Em 1970 Alfredo Di Stéfano chega ao Mestalla para conduzir o clube «che» à sua quarta Liga. A vitória no Campeonato garantiu a estreia na Taça dos Campeões Europeus na época seguinte, mas o Valencia acabou por cair na 3.ª ronda às mãos dos húngaros do Újpesti. 

Na Taça, depois da vitória em 1967, entre 1970 e 1972 o clube chegou a três finais consecutivas, todas elas perdidas, respetivamente para Real Madrid, FC Barcelona e Atlético Madrid. Nova vitória no troféu só chegaria em 1979, depois de uma vitória por 2x0 sobre o Real Madrid no Vicente Calderón. A década de 70 viu a equipa do Valencia reforçar-se com grandes nomes do futebol internacional como o holandês Rep, o alemão Bonhof e o argentino Kempes. O argentino seria uma das grandes estrelas da equipa que venceu a Taça das Taças em 1980, batendo os ingleses do Arsenal no desempate através da marca de grandes penalidades.
 
Queda e retorno

Quase despromovido em 1982 o clube acabou por cair de divisão pela primeira vez em 55 anos no fim da época 1984/85. Arturo Tuzón tornou-se o novo presidente do clube e contratou Di Stéfano para fazer regressar o clube ao primeiro escalão, feito que a Saeta Rúbia conseguiu logo na época de 1986/87. 

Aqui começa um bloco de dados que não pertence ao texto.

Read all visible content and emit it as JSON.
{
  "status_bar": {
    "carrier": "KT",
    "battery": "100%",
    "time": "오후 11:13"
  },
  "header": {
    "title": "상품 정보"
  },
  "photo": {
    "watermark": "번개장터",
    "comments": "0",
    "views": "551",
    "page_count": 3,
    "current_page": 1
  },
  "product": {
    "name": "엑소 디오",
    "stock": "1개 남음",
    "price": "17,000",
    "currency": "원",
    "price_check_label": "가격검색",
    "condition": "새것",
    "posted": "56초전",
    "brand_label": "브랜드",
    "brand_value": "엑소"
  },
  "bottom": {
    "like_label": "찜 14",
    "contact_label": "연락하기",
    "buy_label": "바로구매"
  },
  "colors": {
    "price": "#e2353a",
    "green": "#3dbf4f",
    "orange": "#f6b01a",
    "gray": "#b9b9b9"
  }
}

Depois do hispano-argentino garantir a manutenção do clube «che» entre os grandes, sucedeu-lhe o búlgaro Luboslav Penev. O senhor que se seguiu foi o holandês Guus Hiddink, que fizera sucesso com o PSV, ao serviço do qual conquistara a Taça dos Clubes Campeões Europeus em 1988.

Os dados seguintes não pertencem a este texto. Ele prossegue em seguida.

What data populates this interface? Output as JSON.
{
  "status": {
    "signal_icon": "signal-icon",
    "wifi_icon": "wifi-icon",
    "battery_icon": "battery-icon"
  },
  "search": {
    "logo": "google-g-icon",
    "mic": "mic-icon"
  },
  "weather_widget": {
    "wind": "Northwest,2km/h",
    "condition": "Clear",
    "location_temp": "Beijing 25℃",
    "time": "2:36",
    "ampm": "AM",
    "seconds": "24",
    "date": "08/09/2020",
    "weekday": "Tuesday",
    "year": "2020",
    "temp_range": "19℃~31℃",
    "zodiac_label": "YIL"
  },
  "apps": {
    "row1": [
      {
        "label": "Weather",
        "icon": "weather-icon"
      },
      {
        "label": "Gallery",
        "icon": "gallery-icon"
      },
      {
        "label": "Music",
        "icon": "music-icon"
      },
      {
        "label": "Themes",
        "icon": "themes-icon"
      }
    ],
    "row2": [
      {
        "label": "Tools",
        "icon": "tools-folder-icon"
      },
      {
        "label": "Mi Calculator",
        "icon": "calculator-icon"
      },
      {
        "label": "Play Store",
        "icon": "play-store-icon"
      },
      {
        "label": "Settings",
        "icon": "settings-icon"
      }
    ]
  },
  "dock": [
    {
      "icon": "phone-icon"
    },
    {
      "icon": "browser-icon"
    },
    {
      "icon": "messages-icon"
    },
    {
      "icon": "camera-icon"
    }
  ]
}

Contudo Hiddink não teria o mesmo sucesso em Valência que tivera em Eindhoven. Para o seu lugar (1994) chegaria o brasileiro Carlos Alberto Parreira, que acabara de levar o Brasil à conquista do tetra. Com as contratações do treinador Campeão do Mundo, do guarda-redes Andoni Zubizarreta, do genial Pedrag Mijatović e do russo Oleg Salenko, que se sagrara o melhor marcador do mundial que se realizara nos Estados Unidos, o Valencia esperava discutir com Barcelona e Real Madrid o domínio do futebol espanhol, mas os resultados não foram os esperados.

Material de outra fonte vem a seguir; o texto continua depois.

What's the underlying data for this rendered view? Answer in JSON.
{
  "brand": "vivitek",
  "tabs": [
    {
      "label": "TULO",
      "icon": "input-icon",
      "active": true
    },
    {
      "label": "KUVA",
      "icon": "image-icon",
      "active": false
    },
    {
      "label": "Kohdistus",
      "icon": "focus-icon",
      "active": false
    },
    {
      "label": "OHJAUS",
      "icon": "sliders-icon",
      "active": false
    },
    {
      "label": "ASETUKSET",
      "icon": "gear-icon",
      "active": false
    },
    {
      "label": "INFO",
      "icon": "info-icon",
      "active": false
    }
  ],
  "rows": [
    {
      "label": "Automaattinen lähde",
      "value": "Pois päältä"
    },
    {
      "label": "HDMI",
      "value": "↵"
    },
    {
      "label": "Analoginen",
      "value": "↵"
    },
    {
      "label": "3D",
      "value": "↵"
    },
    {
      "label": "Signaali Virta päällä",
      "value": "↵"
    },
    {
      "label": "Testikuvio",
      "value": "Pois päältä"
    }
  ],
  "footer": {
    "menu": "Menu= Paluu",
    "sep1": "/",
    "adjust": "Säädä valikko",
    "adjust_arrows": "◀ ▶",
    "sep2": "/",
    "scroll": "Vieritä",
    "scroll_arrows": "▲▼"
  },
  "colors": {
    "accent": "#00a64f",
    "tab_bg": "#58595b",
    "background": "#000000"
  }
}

Parreira daria lugar a José Manuel Rielo, que por sua vez deu o lugar a Luis Aragonés e este a Jorge Valdano, os sucessos continuavam distantes, não obstante o «onze» valenciano contar com nomes como Romário, Claudio López, Ariel Ortega ou Adrian Ilie. A história só começaria a mudar com a chegada de Héctor Cuper, o argentino que já fizera "magia" em Maiorca, levando o Mallorca à final da Taça das Taças.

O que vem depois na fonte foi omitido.